Saturday, April 23, 2011

On Blogging The Fountainhead; And: Conclusions

A few years ago, David Plotz, a not-very-religious writer at slate.com, took on the task of blogging the Bible. It was a popular series of articles. Plotz learned a lot, his readers learned a lot, and he eventually got a book out of the experience. It helped that he's a good writer.

January 2011. Here I am, trying to push myself to write. And here's this book, The Fountainhead, which some denounce as trash and some revere as a religious text. So hey! If Plotz can blog a long book, so can I. If nothing else, it will be good writing practice.

And so it was. I can't vouch for the reader's experience. I'm not sure I even want to think about it. But overall, it's been a gas to write. There will not be a book, however.

The debate over Ayn Rand continues. Andrew Sullivan's blog, The Dish, has hosted an ongoing discussion of Rand's influence. A couple of interesting assertions:

Objectivism is the sort of philosophy many kids adopt and then grow out of by the time they're thirteen. I get the point. We are instructed to sneer at any grownup who looks up to Rand and her ideas. Right. Why limit ourselves to a discussion of the ideas—and from what I've seen of it, I do find Objectivism to be pretty laughable—when we can throw personal insults about. That's so adult.

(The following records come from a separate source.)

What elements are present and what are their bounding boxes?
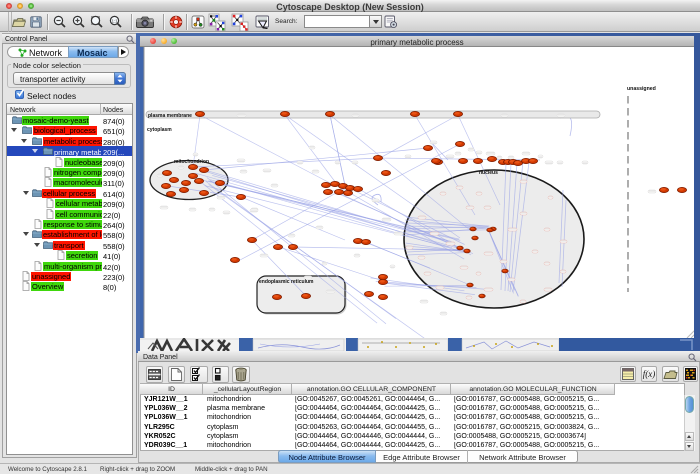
svg-text:cytoplasm: cytoplasm <box>147 127 172 133</box>
svg-text:endoplasmic reticulum: endoplasmic reticulum <box>259 279 314 285</box>
svg-text:unassigned: unassigned <box>627 86 656 92</box>
svg-text:nucleus: nucleus <box>479 170 498 176</box>
svg-text:plasma membrane: plasma membrane <box>148 113 192 119</box>
svg-text:1:1: 1:1 <box>112 18 118 23</box>
svg-text:f(x): f(x) <box>643 369 656 379</box>
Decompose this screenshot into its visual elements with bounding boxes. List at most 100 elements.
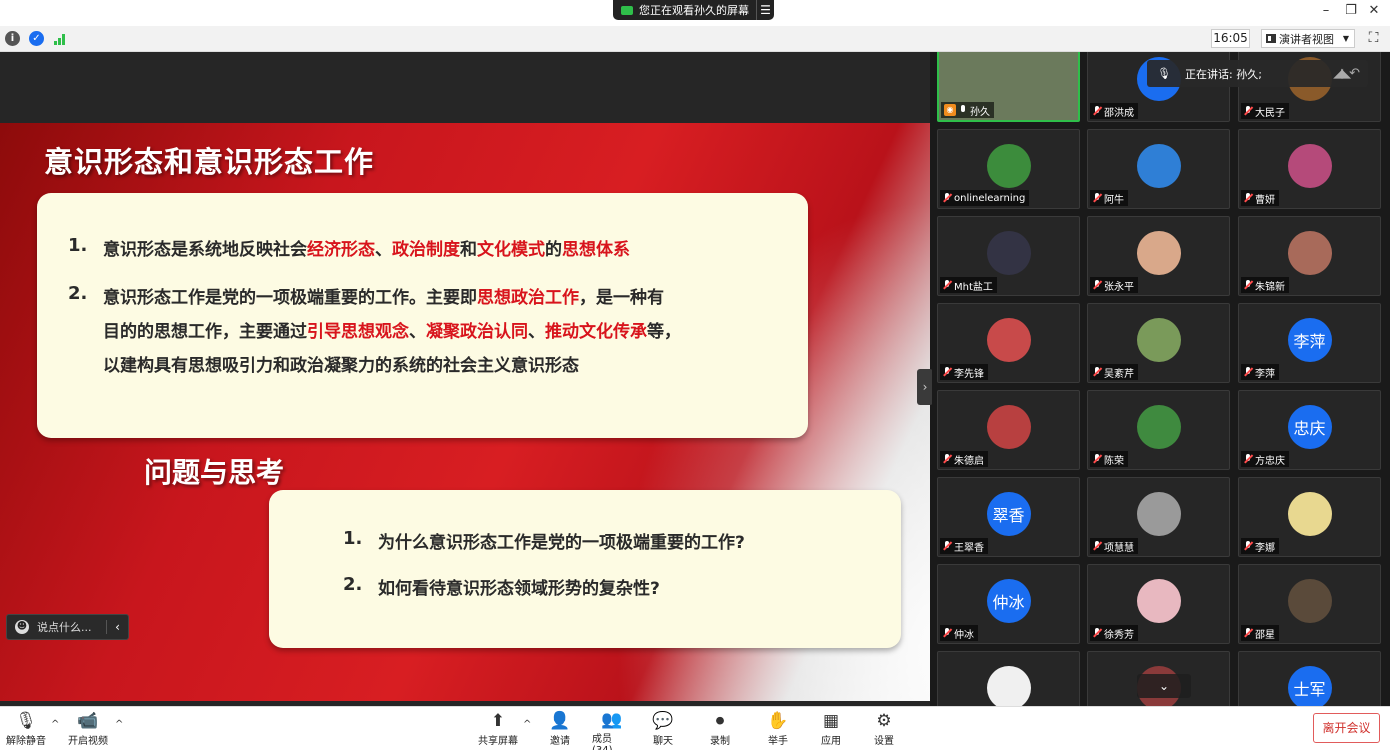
speaking-text: 正在讲话: 孙久; (1185, 67, 1262, 81)
participant-tile[interactable]: ◉ 孙久 (937, 52, 1080, 122)
participant-tile[interactable]: 翠香 王翠香 (937, 477, 1080, 557)
info-icon[interactable]: i (5, 31, 20, 46)
participant-nameplate: 邵星 (1241, 625, 1279, 641)
participant-nameplate: Mht盐工 (940, 277, 997, 293)
hand-icon: ✋ (767, 711, 789, 731)
speaker-view-icon (1266, 34, 1276, 43)
participant-tile[interactable]: 吴紊芹 (1087, 303, 1230, 383)
share-status-text: 您正在观看孙久的屏幕 (639, 4, 749, 17)
avatar (1136, 405, 1181, 449)
collapse-gallery-handle[interactable]: › (917, 369, 933, 405)
menu-icon[interactable]: ☰ (756, 0, 774, 20)
title-bar: 您正在观看孙久的屏幕 ☰ – ❐ ✕ (0, 0, 1390, 26)
participant-tile[interactable]: 朱锦新 (1238, 216, 1381, 296)
participant-tile[interactable]: 阿牛 (1087, 129, 1230, 209)
audio-options-chevron[interactable]: ^ (51, 719, 59, 730)
signal-icon[interactable] (54, 33, 68, 45)
participant-name: 朱德启 (954, 455, 984, 467)
chat-input[interactable]: ☻ 说点什么... ‹ (6, 614, 129, 640)
participant-tile[interactable]: 项慧慧 (1087, 477, 1230, 557)
mic-muted-icon (1244, 628, 1252, 638)
chevron-left-icon[interactable]: ‹ (106, 620, 128, 634)
participant-nameplate: 张永平 (1090, 277, 1138, 293)
add-user-icon: 👤 (549, 711, 571, 731)
apps-button[interactable]: ▦ 应用 (818, 710, 844, 750)
leave-meeting-button[interactable]: 离开会议 (1313, 713, 1380, 743)
participant-tile[interactable]: 李萍 李萍 (1238, 303, 1381, 383)
avatar (1287, 579, 1332, 623)
avatar (1136, 231, 1181, 275)
raise-hand-button[interactable]: ✋ 举手 (765, 710, 791, 750)
avatar: 忠庆 (1287, 405, 1332, 449)
item-2-line-3: 以建构具有思想吸引力和政治凝聚力的系统的社会主义意识形态 (103, 356, 579, 376)
scroll-down-icon[interactable]: ⌄ (1137, 674, 1191, 698)
chevron-down-icon: ▼ (1342, 34, 1349, 43)
avatar (1136, 144, 1181, 188)
participant-tile[interactable]: 曹妍 (1238, 129, 1381, 209)
shield-icon[interactable]: ✓ (29, 31, 44, 46)
participant-tile[interactable]: 陈荣 (1087, 390, 1230, 470)
participant-name: 大民子 (1255, 107, 1285, 119)
participant-tile[interactable]: 忠庆 方忠庆 (1238, 390, 1381, 470)
participant-name: Mht盐工 (954, 281, 993, 293)
participant-tile[interactable]: 李先锋 (937, 303, 1080, 383)
chat-bubble-icon: 💬 (652, 711, 674, 731)
participant-gallery: ◉ 孙久 邵洪成 大民子 onlinelearning 阿牛 曹妍 Mht盐工 张永平 朱锦新 李先… (932, 52, 1390, 706)
emoji-icon[interactable]: ☻ (15, 620, 29, 634)
view-mode-label: 演讲者视图 (1279, 32, 1334, 46)
participant-tile[interactable]: 朱德启 (937, 390, 1080, 470)
share-options-chevron[interactable]: ^ (523, 719, 531, 730)
mic-muted-icon (1244, 541, 1252, 551)
record-button[interactable]: ⏺ 录制 (707, 710, 733, 750)
mic-muted-icon (1093, 628, 1101, 638)
start-video-button[interactable]: 📹 开启视频 (66, 710, 110, 750)
item-2-line-1: 意识形态工作是党的一项极端重要的工作。主要即思想政治工作，是一种有 (103, 288, 664, 308)
participant-nameplate: 曹妍 (1241, 190, 1279, 206)
participant-tile[interactable] (937, 651, 1080, 706)
close-icon[interactable]: ✕ (1364, 3, 1384, 18)
participant-tile[interactable]: 徐秀芳 (1087, 564, 1230, 644)
participant-name: 项慧慧 (1104, 542, 1134, 554)
mic-muted-icon: 🎙 (15, 711, 37, 731)
participant-tile[interactable]: 李娜 (1238, 477, 1381, 557)
view-mode-dropdown[interactable]: 演讲者视图 ▼ (1261, 29, 1355, 48)
video-off-icon: 📹 (77, 711, 99, 731)
avatar (986, 405, 1031, 449)
collapse-arrows-icon[interactable]: ◢◣↶ (1333, 66, 1360, 81)
mic-icon: 🎙 (1157, 67, 1171, 80)
fullscreen-icon[interactable]: ⛶ (1366, 31, 1381, 46)
participant-tile[interactable]: 仲冰 仲冰 (937, 564, 1080, 644)
participant-tile[interactable]: onlinelearning (937, 129, 1080, 209)
participant-tile[interactable]: 张永平 (1087, 216, 1230, 296)
participant-name: 邵星 (1255, 629, 1275, 641)
restore-icon[interactable]: ❐ (1341, 3, 1361, 18)
item-number: 2. (68, 283, 88, 304)
chat-button[interactable]: 💬 聊天 (650, 710, 676, 750)
avatar (986, 231, 1031, 275)
participant-name: 仲冰 (954, 629, 974, 641)
settings-button[interactable]: ⚙ 设置 (871, 710, 897, 750)
mic-muted-icon (1244, 367, 1252, 377)
participant-tile[interactable]: 士军 (1238, 651, 1381, 706)
participant-name: 张永平 (1104, 281, 1134, 293)
item-1-text: 意识形态是系统地反映社会经济形态、政治制度和文化模式的思想体系 (103, 240, 630, 260)
unmute-button[interactable]: 🎙 解除静音 (6, 710, 46, 750)
screen-share-indicator[interactable]: 您正在观看孙久的屏幕 ☰ (613, 0, 774, 20)
participant-tile[interactable]: 邵星 (1238, 564, 1381, 644)
users-icon: 👥 (601, 710, 623, 730)
apps-grid-icon: ▦ (822, 711, 840, 731)
minimize-icon[interactable]: – (1316, 3, 1336, 18)
share-screen-button[interactable]: ⬆ 共享屏幕 (477, 710, 519, 750)
participant-nameplate: 徐秀芳 (1090, 625, 1138, 641)
participant-nameplate: 仲冰 (940, 625, 978, 641)
participant-tile[interactable]: Mht盐工 (937, 216, 1080, 296)
mic-muted-icon (943, 628, 951, 638)
participants-button[interactable]: 👥 成员(34) (592, 710, 632, 750)
shared-screen: 意识形态和意识形态工作 1. 意识形态是系统地反映社会经济形态、政治制度和文化模… (0, 52, 930, 706)
video-options-chevron[interactable]: ^ (115, 719, 123, 730)
avatar: 仲冰 (986, 579, 1031, 623)
avatar: 士军 (1287, 666, 1332, 706)
section-subtitle: 问题与思考 (144, 456, 285, 489)
item-number: 1. (68, 235, 88, 256)
invite-button[interactable]: 👤 邀请 (546, 710, 574, 750)
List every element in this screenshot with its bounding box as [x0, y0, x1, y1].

Rand's novels are particularly appealing to high-achieving girls; they completely identify with the geniuses under attack by a conformist society. Interesting thought. The idea is that in school, girls are put under intense peer pressure not to stand out. Just when they want to discover their selves and cultivate their own abilities, they are told to stay with the pack. Hmm. I don't know if that's true, but it makes sense.

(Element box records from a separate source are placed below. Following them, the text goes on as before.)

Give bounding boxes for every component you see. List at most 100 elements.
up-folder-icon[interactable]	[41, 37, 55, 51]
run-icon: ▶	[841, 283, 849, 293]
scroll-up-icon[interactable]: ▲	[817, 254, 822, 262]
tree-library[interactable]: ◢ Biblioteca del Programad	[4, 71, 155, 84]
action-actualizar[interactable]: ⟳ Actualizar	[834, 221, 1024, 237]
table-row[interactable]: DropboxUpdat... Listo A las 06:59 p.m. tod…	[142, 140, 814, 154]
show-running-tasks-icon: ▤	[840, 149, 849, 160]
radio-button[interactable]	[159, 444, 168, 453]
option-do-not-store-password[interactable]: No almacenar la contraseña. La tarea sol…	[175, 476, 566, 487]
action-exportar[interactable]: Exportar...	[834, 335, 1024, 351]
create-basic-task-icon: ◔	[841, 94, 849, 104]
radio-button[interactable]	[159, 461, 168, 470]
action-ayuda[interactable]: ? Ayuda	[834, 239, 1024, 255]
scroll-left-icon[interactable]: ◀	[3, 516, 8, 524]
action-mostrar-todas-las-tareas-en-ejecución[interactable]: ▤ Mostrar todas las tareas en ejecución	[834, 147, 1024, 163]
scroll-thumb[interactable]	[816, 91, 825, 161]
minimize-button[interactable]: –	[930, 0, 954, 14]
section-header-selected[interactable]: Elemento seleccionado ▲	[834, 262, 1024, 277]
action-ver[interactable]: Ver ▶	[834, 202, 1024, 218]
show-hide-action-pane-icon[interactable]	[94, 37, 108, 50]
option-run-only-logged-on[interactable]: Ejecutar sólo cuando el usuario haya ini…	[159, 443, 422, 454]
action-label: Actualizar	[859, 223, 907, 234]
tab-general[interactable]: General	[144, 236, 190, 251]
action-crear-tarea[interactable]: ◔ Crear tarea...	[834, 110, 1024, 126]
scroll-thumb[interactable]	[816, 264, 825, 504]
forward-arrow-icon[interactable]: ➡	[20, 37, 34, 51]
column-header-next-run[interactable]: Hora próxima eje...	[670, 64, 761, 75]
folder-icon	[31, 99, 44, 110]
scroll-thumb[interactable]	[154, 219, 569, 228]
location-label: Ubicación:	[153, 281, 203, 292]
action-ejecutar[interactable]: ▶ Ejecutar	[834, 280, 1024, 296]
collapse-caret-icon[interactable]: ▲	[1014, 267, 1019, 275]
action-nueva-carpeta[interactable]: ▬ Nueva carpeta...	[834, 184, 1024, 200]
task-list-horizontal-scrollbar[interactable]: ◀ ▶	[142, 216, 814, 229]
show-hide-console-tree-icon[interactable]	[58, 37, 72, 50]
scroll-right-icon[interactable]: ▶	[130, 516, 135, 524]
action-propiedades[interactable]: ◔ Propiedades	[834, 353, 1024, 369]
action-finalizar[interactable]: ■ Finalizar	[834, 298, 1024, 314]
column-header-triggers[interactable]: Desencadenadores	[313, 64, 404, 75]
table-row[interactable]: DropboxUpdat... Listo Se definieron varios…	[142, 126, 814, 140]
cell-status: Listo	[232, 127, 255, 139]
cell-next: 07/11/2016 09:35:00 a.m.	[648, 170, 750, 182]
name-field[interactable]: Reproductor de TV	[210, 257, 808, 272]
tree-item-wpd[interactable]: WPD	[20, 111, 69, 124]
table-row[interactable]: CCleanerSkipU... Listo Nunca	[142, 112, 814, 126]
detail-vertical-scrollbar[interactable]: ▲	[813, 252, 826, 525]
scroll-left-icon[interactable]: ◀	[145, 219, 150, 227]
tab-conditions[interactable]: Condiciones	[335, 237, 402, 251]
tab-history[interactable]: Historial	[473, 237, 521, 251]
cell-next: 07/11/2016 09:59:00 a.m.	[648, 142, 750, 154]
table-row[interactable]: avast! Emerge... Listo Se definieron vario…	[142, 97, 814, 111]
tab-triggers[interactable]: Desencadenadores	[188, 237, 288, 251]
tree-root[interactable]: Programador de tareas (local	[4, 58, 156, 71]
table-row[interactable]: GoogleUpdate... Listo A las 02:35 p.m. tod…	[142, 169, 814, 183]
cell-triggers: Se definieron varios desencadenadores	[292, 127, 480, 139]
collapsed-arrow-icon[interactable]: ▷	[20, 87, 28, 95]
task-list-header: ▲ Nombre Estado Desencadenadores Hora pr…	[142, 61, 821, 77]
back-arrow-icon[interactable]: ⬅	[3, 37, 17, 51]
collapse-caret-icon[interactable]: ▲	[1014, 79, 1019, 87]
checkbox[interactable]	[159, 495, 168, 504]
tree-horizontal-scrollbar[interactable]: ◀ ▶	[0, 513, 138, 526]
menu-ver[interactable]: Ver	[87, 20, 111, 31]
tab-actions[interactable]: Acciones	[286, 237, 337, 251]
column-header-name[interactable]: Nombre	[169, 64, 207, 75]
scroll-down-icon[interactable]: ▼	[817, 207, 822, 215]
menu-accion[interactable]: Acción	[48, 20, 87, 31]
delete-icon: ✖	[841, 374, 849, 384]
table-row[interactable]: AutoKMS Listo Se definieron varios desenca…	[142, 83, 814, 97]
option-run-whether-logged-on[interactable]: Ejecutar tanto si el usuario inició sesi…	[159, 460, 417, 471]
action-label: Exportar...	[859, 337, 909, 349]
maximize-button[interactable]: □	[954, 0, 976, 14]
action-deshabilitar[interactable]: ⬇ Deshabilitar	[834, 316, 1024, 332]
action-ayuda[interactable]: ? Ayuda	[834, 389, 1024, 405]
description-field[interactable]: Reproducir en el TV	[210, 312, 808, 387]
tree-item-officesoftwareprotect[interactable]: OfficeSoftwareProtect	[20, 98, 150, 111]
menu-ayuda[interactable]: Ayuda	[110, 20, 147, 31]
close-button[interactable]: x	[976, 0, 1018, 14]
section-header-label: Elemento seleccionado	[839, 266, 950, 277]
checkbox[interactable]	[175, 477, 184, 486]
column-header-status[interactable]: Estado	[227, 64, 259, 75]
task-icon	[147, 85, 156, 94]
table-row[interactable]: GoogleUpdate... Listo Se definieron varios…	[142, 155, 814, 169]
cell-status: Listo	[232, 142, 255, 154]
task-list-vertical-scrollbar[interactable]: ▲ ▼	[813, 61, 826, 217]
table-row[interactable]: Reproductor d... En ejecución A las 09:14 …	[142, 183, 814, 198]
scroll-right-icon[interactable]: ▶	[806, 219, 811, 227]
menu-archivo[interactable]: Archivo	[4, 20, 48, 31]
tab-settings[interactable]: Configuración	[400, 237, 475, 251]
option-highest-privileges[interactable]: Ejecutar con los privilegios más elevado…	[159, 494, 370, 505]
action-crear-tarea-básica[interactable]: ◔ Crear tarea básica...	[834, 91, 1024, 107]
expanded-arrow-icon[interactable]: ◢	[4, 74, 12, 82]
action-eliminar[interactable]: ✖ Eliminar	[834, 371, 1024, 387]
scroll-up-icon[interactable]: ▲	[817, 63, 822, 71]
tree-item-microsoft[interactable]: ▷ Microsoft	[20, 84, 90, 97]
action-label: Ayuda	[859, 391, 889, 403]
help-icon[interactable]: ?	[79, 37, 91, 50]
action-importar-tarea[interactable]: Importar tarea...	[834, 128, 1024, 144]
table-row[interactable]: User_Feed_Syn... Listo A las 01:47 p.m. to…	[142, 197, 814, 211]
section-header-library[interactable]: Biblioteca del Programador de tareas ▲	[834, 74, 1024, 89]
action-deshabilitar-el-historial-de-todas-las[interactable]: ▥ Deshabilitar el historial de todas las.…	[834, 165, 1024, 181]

My far-too-brief, altogether-too-pat conclusions—

Ayn Rand was a skilled writer and a droning, ham-handed polemicist. She did a brilliant job skewering the hypocricy of the left. She could write exciting bits of plot. But it was her ambition to preach, to prove her system. Her ideal, the self-contained genius, doesn't work in the real world.

In condemning altruism, she claims that no one can reach the ideal of being a pure altruist; thus we are all condemned to fall short. Yet being a pure individualist is just as impossible for everyone but the sociopath. We are all doomed to be something less than pure egotists.

But I'm venturing into philosophy and getting rapidly out of my depth. Let's get back to the book.

Roark and Toohey bear the burden of personifying the extremes of Rand's world-view; they barely register as human. Roark is innocent genius, mostly disconnected from human interaction. (His out-of-character friendship with Wynand is the one part of the novel's depiction that works.) Toohey is a caricature, a mustache-twirling villain.

Dominique is wildly inconsistent, and not in the way actual human beings can be inconsistent. She simply becomes a different person to suit the story, from devouring femme fatale to icily cordial wife to swooning lover to footnote.

Keating is all flaws and no nobility. He is the bedraggled cat captured by the author and released with a string of cans tied to its tail.

Wynand is the character most fully fleshed-out. He is a man of great genius and drive, but circumstances put him on the path of accumulating power, which eventually gains him nothing. His collapse is a bit abrupt, but he breathes real air from time to time.

Rand's universe is a twisted place. The heroes are all rough beasts, unsociable and instinctively disliked by others. Kindliness is the sign of a villain. The people of the world are full of latent hostility, like iron filings rising up in the presence of a magnet. Originality and genius are frightful things to be beaten down as soon as they appear. To Rand, the primary emotion of man is jealousy. The book seems to have been written from a defensive crouch.